We decided not to proceed with Reiser, not because he was a nutjob (which we had no way of knowing about), but because he wanted too much money, did not want to share the source, and because his core developers were in Russia and other countries and were contractors instead of employees, so they could disappear at any time. For someone who was going to be a critical third-party contributor, it looked too brittle for comfort.

Comment Re: This does not matter (Score 1) 117

Not impossible, especially in an OS environment (either monolithic kernel or microkernel and separate FS code) with well-thought-out VFS and I/O layers, but yes, very difficult. Even writing one from scratch and putting huge resources towards every known type of testing may still leave in some bug that doesn't manifest in the field for years or decades. It's especially frustrating when you're trying to hit the sweet spot of the fastest-but-most-expensive versus slow-but-cheap-and-reliable, like bcachefs does.

Comment Re:Annoying, I really want bcachefs! (Score 1) 117

It's all about viewpoint and use case. I use ZFS in my NAS that's running FreeBSD-based TrueNAS, and it's a beautiful thing that I turn on and it Just Works. But if I were developing something that needed the capabilities of both Linux and ZFS, it's not clear whether ZFS and the hoops I'd have to jump through would be more work or less than an alternative like btrfs/bcachefs/etc.

Comment Re:Useless to whom? (Score 2) 138

In some fields a master's is useful, like CS, where it indicates high level engineer versus a PhD which indicates a focus on pure research. In others, like chemistry, a master's is an afterthought, and a PhD is the only thing that matters.

Comment Re:Yawn (Score 1) 166

Hell, the whole "bad coffee" trope is because traditionally workplaces used economy brand coffee.

The "free" coffee at my former Fortune-500's office kept declining in quality, at one point our jump server had "ping" aliased to set a payload of 4BAD0FF1CEC0FFEE.

It was almost a relief when they stopped providing free coffee on each floor, instead of taking a 1 minute detour to pour a cup, the whole team would troop down to buy some actually good coffee across the street at Intelligentsia, where sometimes we'd get to chatting with the competition...

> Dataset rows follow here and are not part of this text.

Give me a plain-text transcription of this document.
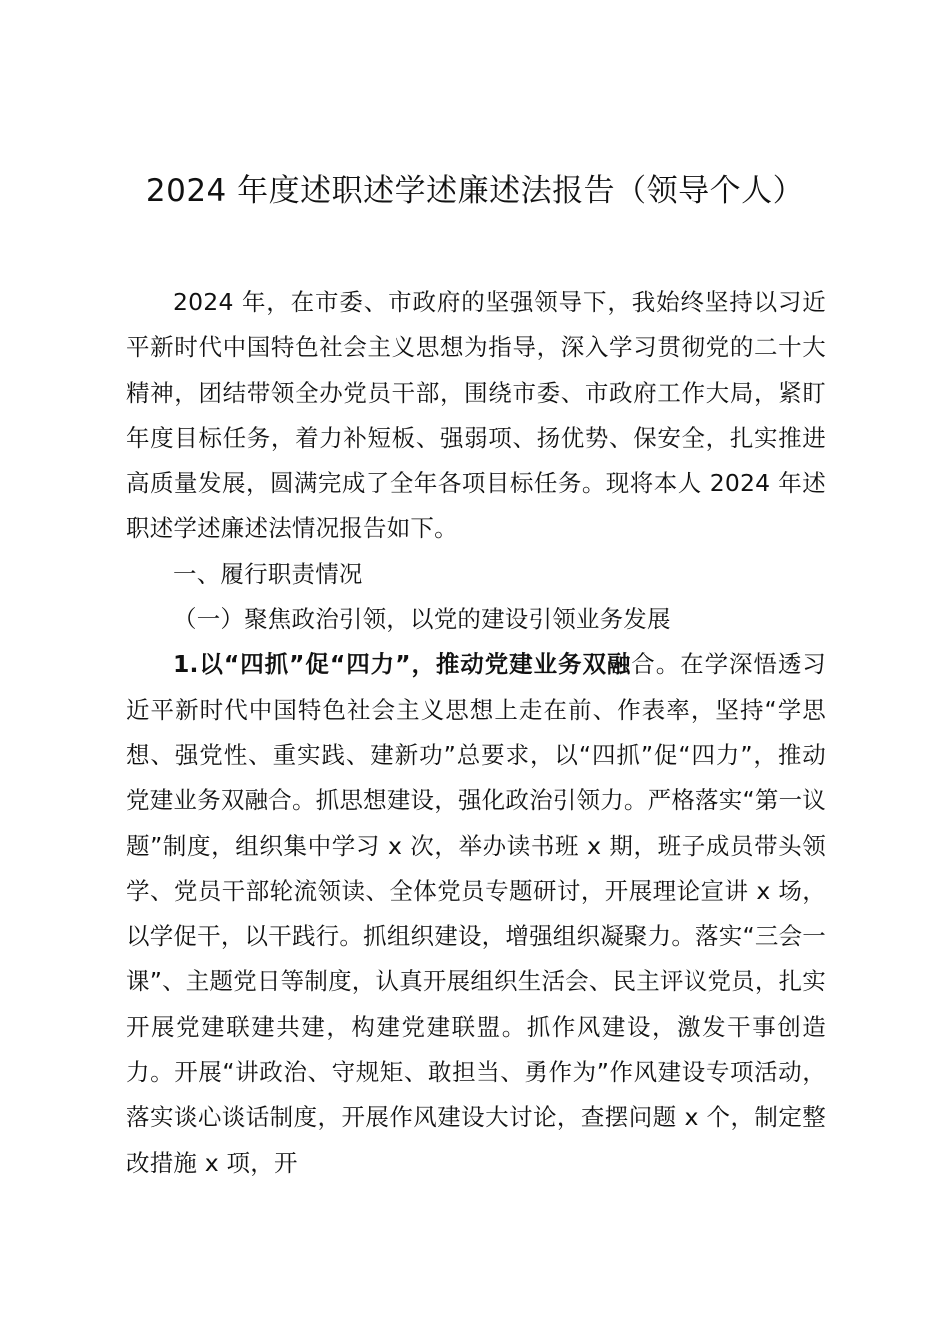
2024 年度述职述学述廉述法报告（领导个人）

2024 年，在市委、市政府的坚强领导下，我始终坚持以习近平新时代中国特色社会主义思想为指导，深入学习贯彻党的二十大精神，团结带领全办党员干部，围绕市委、市政府工作大局，紧盯年度目标任务，着力补短板、强弱项、扬优势、保安全，扎实推进高质量发展，圆满完成了全年各项目标任务。现将本人 2024 年述职述学述廉述法情况报告如下。

一、履行职责情况

（一）聚焦政治引领，以党的建设引领业务发展

1.以“四抓”促“四力”，推动党建业务双融合。在学深悟透习近平新时代中国特色社会主义思想上走在前、作表率，坚持“学思想、强党性、重实践、建新功”总要求，以“四抓”促“四力”，推动党建业务双融合。抓思想建设，强化政治引领力。严格落实“第一议题”制度，组织集中学习 x 次，举办读书班 x 期，班子成员带头领学、党员干部轮流领读、全体党员专题研讨，开展理论宣讲 x 场，以学促干，以干践行。抓组织建设，增强组织凝聚力。落实“三会一课”、主题党日等制度，认真开展组织生活会、民主评议党员，扎实开展党建联建共建，构建党建联盟。抓作风建设，激发干事创造力。开展“讲政治、守规矩、敢担当、勇作为”作风建设专项活动，落实谈心谈话制度，开展作风建设大讨论，查摆问题 x 个，制定整改措施 x 项，开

Comment Re:Is this about Carplay's UI, or about revenue? (Score 1) 235

For something emergent want to fix right now, like the monthly screeching EAS tones on the radio or closing off the 3-days-dead skunk smell coming in from the "fresh" air vents, I vastly prefer a physical button.

Nothing stops the automaker from also offering voice control as an option, but there are some controls which it just makes sense to have direct hotbutton access.

Comment Re:Not the crime industry that's behind these hack (Score 1) 47

You're so right about executives. Not only are they worried about this quarter's results above all else, they tend to be nontechnical, sometimes even the CTO. Unless they're smart (and humble) enough to listen to the people they hired to actually know and do this stuff, they're always going to be vulnerable to one-size-fits-all-and-cures-all "solutions" sold using slide decks full of buzzwords like "zero trust". (Yet the company is supposed to put 100% trust in the vendor!)